A uniform density mass $M$ cube has side length $a$ and moment of inertia through its center of mass and perpendicular to two sides $I_{c m}=\frac{1}{6} M a^{2}$. What is the moment of inertia for an axis along one side, midway between two edges as labeled with the rotation arrow in the diagram? $\frac{1}{6} M a^{2}$ $\frac{5}{12} M a^{2}$ $\frac{17}{36} M a^{2}$ $\frac{1}{3} M a^{2}$

Step 1 ：The moment of inertia of a body about an axis is given by the sum of the products of the masses of its particles and the squares of their distances from the axis.

Step 2 ：The moment of inertia of a body about an axis parallel to and a distance d away from an axis through its center of mass is given by the parallel axis theorem, which states that \(I = I_{cm} + Md^2\), where \(I_{cm}\) is the moment of inertia of the body about an axis through its center of mass, M is the mass of the body, and d is the distance between the two axes.

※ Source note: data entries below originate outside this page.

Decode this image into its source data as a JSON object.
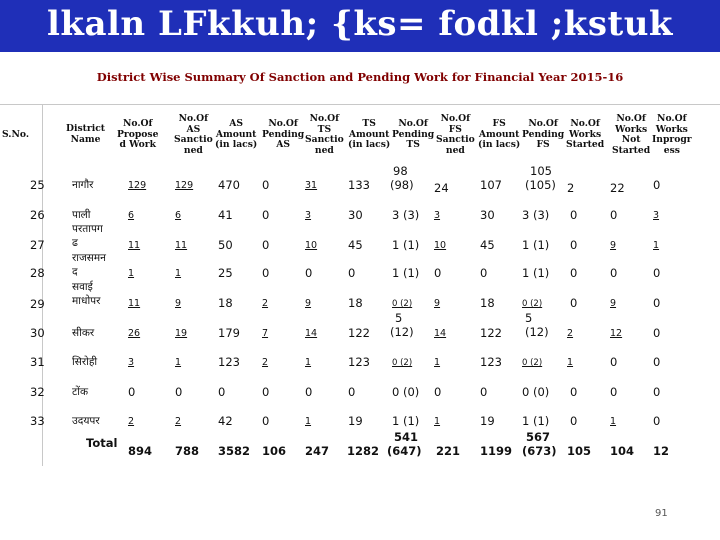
{
  "banner": {
    "title": "lkaln LFkkuh; {ks= fodkl ;kstuk"
  },
  "subtitle": "District Wise Summary Of Sanction and Pending Work for Financial Year 2015-16",
  "headers": {
    "sno": "S.No.",
    "district": "District\nName",
    "proposed": "No.Of\nPropose\nd Work",
    "as_sanctioned": "No.Of\nAS\nSanctio\nned",
    "as_amount": "AS\nAmount\n(in lacs)",
    "as_pending": "No.Of\nPending\nAS",
    "ts_sanctioned": "No.Of\nTS\nSanctio\nned",
    "ts_amount": "TS\nAmount\n(in lacs)",
    "ts_pending": "No.Of\nPending\nTS",
    "fs_sanctioned": "No.Of\nFS\nSanctio\nned",
    "fs_amount": "FS\nAmount\n(in lacs)",
    "fs_pending": "No.Of\nPending\nFS",
    "works_started": "No.Of\nWorks\nStarted",
    "works_not_started": "No.Of\nWorks\nNot\nStarted",
    "works_inprogress": "No.Of\nWorks\nInprogr\ness"
  },
  "rows": [
    {
      "sno": "25",
      "district": "नागौर",
      "proposed": "129",
      "as_s": "129",
      "as_amt": "470",
      "as_p": "0",
      "ts_s": "31",
      "ts_amt": "133",
      "ts_p1": "98",
      "ts_p2": "(98)",
      "fs_s": "24",
      "fs_amt": "107",
      "fs_p1": "105",
      "fs_p2": "(105)",
      "started": "2",
      "not_started": "22",
      "inprog": "0"
    },
    {
      "sno": "26",
      "district": "पाली",
      "proposed": "6",
      "as_s": "6",
      "as_amt": "41",
      "as_p": "0",
      "ts_s": "3",
      "ts_amt": "30",
      "ts_p": "3   (3)",
      "fs_s": "3",
      "fs_amt": "30",
      "fs_p": "3   (3)",
      "started": "0",
      "not_started": "0",
      "inprog": "3"
    },
    {
      "sno": "27",
      "district_a": "परतापग",
      "district_b": "ढ",
      "proposed": "11",
      "as_s": "11",
      "as_amt": "50",
      "as_p": "0",
      "ts_s": "10",
      "ts_amt": "45",
      "ts_p": "1   (1)",
      "fs_s": "10",
      "fs_amt": "45",
      "fs_p": "1   (1)",
      "started": "0",
      "not_started": "9",
      "inprog": "1"
    },
    {
      "sno": "28",
      "district_a": "राजसमन",
      "district_b": "द",
      "proposed": "1",
      "as_s": "1",
      "as_amt": "25",
      "as_p": "0",
      "ts_s": "0",
      "ts_amt": "0",
      "ts_p": "1   (1)",
      "fs_s": "0",
      "fs_amt": "0",
      "fs_p": "1   (1)",
      "started": "0",
      "not_started": "0",
      "inprog": "0"
    },
    {
      "sno": "29",
      "district_a": "सवाई",
      "district_b": "माधोपर",
      "proposed": "11",
      "as_s": "9",
      "as_amt": "18",
      "as_p": "2",
      "ts_s": "9",
      "ts_amt": "18",
      "ts_p": "0   (2)",
      "fs_s": "9",
      "fs_amt": "18",
      "fs_p": "0  (2)",
      "started": "0",
      "not_started": "9",
      "inprog": "0"
    },
    {
      "sno": "30",
      "district": "सीकर",
      "proposed": "26",
      "as_s": "19",
      "as_amt": "179",
      "as_p": "7",
      "ts_s": "14",
      "ts_amt": "122",
      "ts_p1": "5",
      "ts_p2": "(12)",
      "fs_s": "14",
      "fs_amt": "122",
      "fs_p1": "5",
      "fs_p2": "(12)",
      "started": "2",
      "not_started": "12",
      "inprog": "0"
    },
    {
      "sno": "31",
      "district": "सिरोही",
      "proposed": "3",
      "as_s": "1",
      "as_amt": "123",
      "as_p": "2",
      "ts_s": "1",
      "ts_amt": "123",
      "ts_p": "0   (2)",
      "fs_s": "1",
      "fs_amt": "123",
      "fs_p": "0  (2)",
      "started": "1",
      "not_started": "0",
      "inprog": "0"
    },
    {
      "sno": "32",
      "district": "टोंक",
      "proposed": "0",
      "as_s": "0",
      "as_amt": "0",
      "as_p": "0",
      "ts_s": "0",
      "ts_amt": "0",
      "ts_p": "0   (0)",
      "fs_s": "0",
      "fs_amt": "0",
      "fs_p": "0   (0)",
      "started": "0",
      "not_started": "0",
      "inprog": "0"
    },
    {
      "sno": "33",
      "district": "उदयपर",
      "proposed": "2",
      "as_s": "2",
      "as_amt": "42",
      "as_p": "0",
      "ts_s": "1",
      "ts_amt": "19",
      "ts_p": "1   (1)",
      "fs_s": "1",
      "fs_amt": "19",
      "fs_p": "1   (1)",
      "started": "0",
      "not_started": "1",
      "inprog": "0"
    }
  ],
  "total": {
    "label": "Total",
    "proposed": "894",
    "as_s": "788",
    "as_amt": "3582",
    "as_p": "106",
    "ts_s": "247",
    "ts_amt": "1282",
    "ts_p1": "541",
    "ts_p2": "(647)",
    "fs_s": "221",
    "fs_amt": "1199",
    "fs_p1": "567",
    "fs_p2": "(673)",
    "started": "105",
    "not_started": "104",
    "inprog": "12"
  },
  "page_number": "91"
}
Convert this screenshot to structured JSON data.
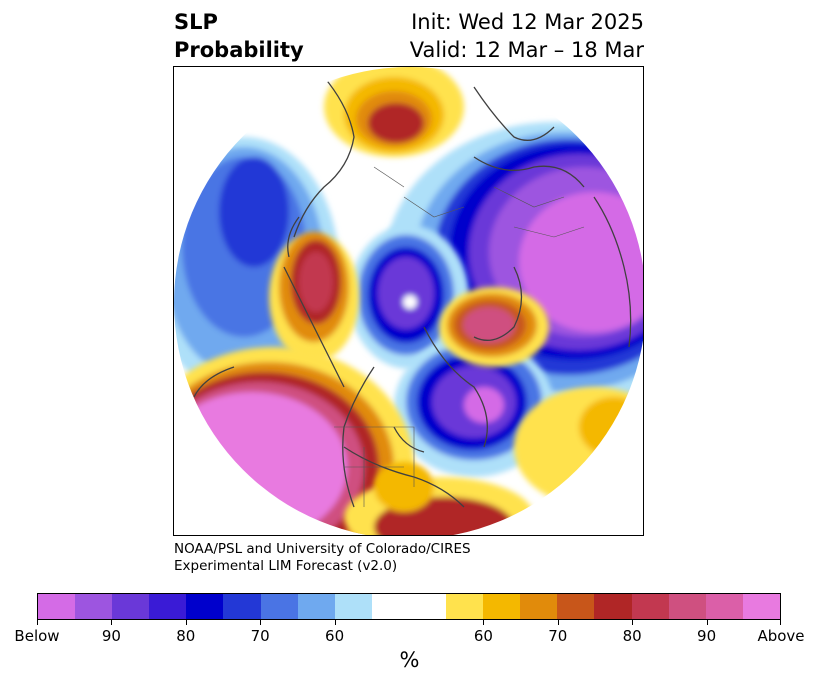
{
  "header": {
    "title_line1": "SLP",
    "title_line2": "Probability",
    "init_line": "Init: Wed 12 Mar 2025",
    "valid_line": "Valid: 12 Mar – 18 Mar"
  },
  "credit": {
    "line1": "NOAA/PSL and University of Colorado/CIRES",
    "line2": "Experimental LIM Forecast (v2.0)"
  },
  "colorbar": {
    "colors": [
      "#d46be6",
      "#9d55e0",
      "#6a38d8",
      "#3a1bd6",
      "#0000cc",
      "#2338d6",
      "#4a74e4",
      "#6fa9ef",
      "#aee0f9",
      "#ffffff",
      "#ffffff",
      "#ffe24d",
      "#f4b800",
      "#e18b0b",
      "#c8561a",
      "#b02626",
      "#c23850",
      "#cf5080",
      "#db5fa8",
      "#e87ae0"
    ],
    "tick_labels": [
      "Below",
      "90",
      "80",
      "70",
      "60",
      "60",
      "70",
      "80",
      "90",
      "Above"
    ],
    "unit_label": "%"
  },
  "map": {
    "anomaly_colors": {
      "above_strong": "#e87ae0",
      "above_high": "#b02626",
      "above_mid": "#e18b0b",
      "above_low": "#ffe24d",
      "below_low": "#aee0f9",
      "below_mid": "#4a74e4",
      "below_high": "#0000cc",
      "below_strong": "#9d55e0",
      "coastline": "#404040"
    }
  }
}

Step 3 ：In this case, the axis is along one side of the cube, midway between two edges, so the distance d is \(\frac{a}{2}\).

Step 4 ：Given that \(I_{cm} = \frac{1}{6} M a^{2}\) and d = \(\frac{a}{2}\), we can substitute these values into the parallel axis theorem to find the moment of inertia for an axis along one side, midway between two edges.

Step 5 ：Substituting the given values, we get \(I = \frac{1}{6} M a^{2} + M (\frac{a}{2})^{2} = \frac{5}{12} M a^{2}\).

Step 6 ：Thus, the moment of inertia for an axis along one side, midway between two edges is \(\boxed{\frac{5}{12} M a^{2}}\).